Solo che questa volta abbiamo esagerato. Nonostante tutte le nostre precauzioni, ci
hanno sgamato subito. Le telecamere di sorveglianza hanno ripreso tutte le nostre
gesta, dalla prima all’ultima. Così ora noi quattro gloriosi eroi ce ne stiamo tutti in
presidenza, al cospetto del dirigente scolastico e dei nostri genitori. Papà è scuro in
volto. Per evitare una denuncia, le alternative sono due: pagamento di tutti i danni, ore
di lavoro al servizio della scuola e sospensione per una settimana. Oppure pagamento
dei danni e ritiro immediato dal liceo.
Quando usciamo, i nostri compagni sono nei corridoi e ci osservano increduli. C’è
anche Marina che mi lancia uno sguardo deluso, e lo lancia a me, non a Luca, ed io
vorrei sprofondare.
A cena Luca piagnucola:
- Papà, ritiraci! Se dobbiamo metterci a lavorare perdiamo l’anno. Tanto i nostri
voti sono così bassi, in ogni caso non recupereremmo più.
Quando deve intortarsi papà, Luca è tutto fuorché sborone: è un gran ruffiano.
Nostro padre non è fiero di noi in questo momento, e sicuramente ci castigherà, ma
sa anche lui che una bocciatura è peggio che un ritiro, sul curriculum. E sa pure che i
nostri voti non sono affatto buoni. Alla fine del primo quadrimestre avevamo
entrambi quattro materie sotto. Quindi papà accontenterà Luca.
Se non che, io non sono d’accordo. Poso la forchetta e dico:
- Luca, ritirati pure tu, se vuoi. Io accetto la sospensione e le ore di lavoro extra.

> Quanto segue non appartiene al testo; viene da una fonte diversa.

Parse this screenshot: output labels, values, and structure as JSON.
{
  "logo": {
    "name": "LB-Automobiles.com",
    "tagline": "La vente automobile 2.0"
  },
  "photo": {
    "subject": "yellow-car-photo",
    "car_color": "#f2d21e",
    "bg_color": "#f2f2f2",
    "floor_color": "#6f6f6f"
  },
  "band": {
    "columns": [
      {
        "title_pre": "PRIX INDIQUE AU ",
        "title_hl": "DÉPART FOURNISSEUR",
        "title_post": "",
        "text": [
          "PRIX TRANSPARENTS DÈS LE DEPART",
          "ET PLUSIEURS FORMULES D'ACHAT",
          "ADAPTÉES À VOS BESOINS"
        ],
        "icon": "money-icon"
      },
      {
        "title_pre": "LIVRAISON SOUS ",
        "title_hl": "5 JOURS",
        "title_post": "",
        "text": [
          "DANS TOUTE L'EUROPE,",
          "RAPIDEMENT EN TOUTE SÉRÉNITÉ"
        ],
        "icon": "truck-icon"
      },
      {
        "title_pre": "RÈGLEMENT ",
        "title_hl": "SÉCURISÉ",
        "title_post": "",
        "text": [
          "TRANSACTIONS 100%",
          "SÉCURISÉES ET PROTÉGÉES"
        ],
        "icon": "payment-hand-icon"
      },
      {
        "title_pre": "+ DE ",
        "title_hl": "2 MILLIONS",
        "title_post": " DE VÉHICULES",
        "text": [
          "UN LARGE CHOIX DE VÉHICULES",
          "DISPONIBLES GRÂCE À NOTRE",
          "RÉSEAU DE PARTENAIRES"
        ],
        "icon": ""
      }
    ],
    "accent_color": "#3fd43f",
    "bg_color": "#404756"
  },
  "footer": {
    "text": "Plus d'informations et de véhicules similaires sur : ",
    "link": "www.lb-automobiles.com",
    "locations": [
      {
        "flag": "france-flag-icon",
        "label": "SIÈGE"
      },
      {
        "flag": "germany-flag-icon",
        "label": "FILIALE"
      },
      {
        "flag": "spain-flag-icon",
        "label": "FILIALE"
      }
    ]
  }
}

Voglio mettermi sotto e studiare, voglio essere promosso.
Luca mi lancia un’occhiata feroce, un misto di disapprovazione completa e curiosità.
La mia uscita non era proprio prevista.
- Cazzo dici, Ste’?
Papà mi osserva con interesse:
- Sei davvero sicuro, Stefano?
Io penso che voglio bene a Luca. Lo ammiro molto, per certi versi. Ma io non avrei
mai incendiato la scuola, di mia iniziativa. E forse la mia vita sarebbe diversa se mi
assumessi le mie responsabilità, qualche volta. Se devo pagare, voglio che sia per le
cavolate che faccio di mia volontà, non per le sue.
- Sì, - confermo.
E adesso, dopo tre mesi bestiali, in cui ho studiato come un dannato per recuperare le
insufficienze e prestato servizio tre pomeriggi alla settimana come aiuto del bidello
disabile Augusto, sto aspettando che i cancelli del liceo aprano per vedere i voti
esposti.
Marina è qui e mi tiene la mano. È la mia ragazza adesso, e so che mi apprezza per
come sono. Luca, dopo il ritiro, è stato spedito a lavare auto dal benzinaio vicino a
casa, e ora medita di riscriversi in seconda a settembre.
- Comunque vada, sono fiera di te! – mi dice Marina, stampandomi un bacio
sulla guancia.
E io sono fiero di lei per tutte le sere che mi ha dedicato aiutandomi a studiare e a
recuperare un voto dopo l’altro.
Si spalancano i cancelli. Non ho il coraggio di guardare. Matematica era ancora incerta.
Apro gli occhi e ho un tuffo al cuore: Promosso!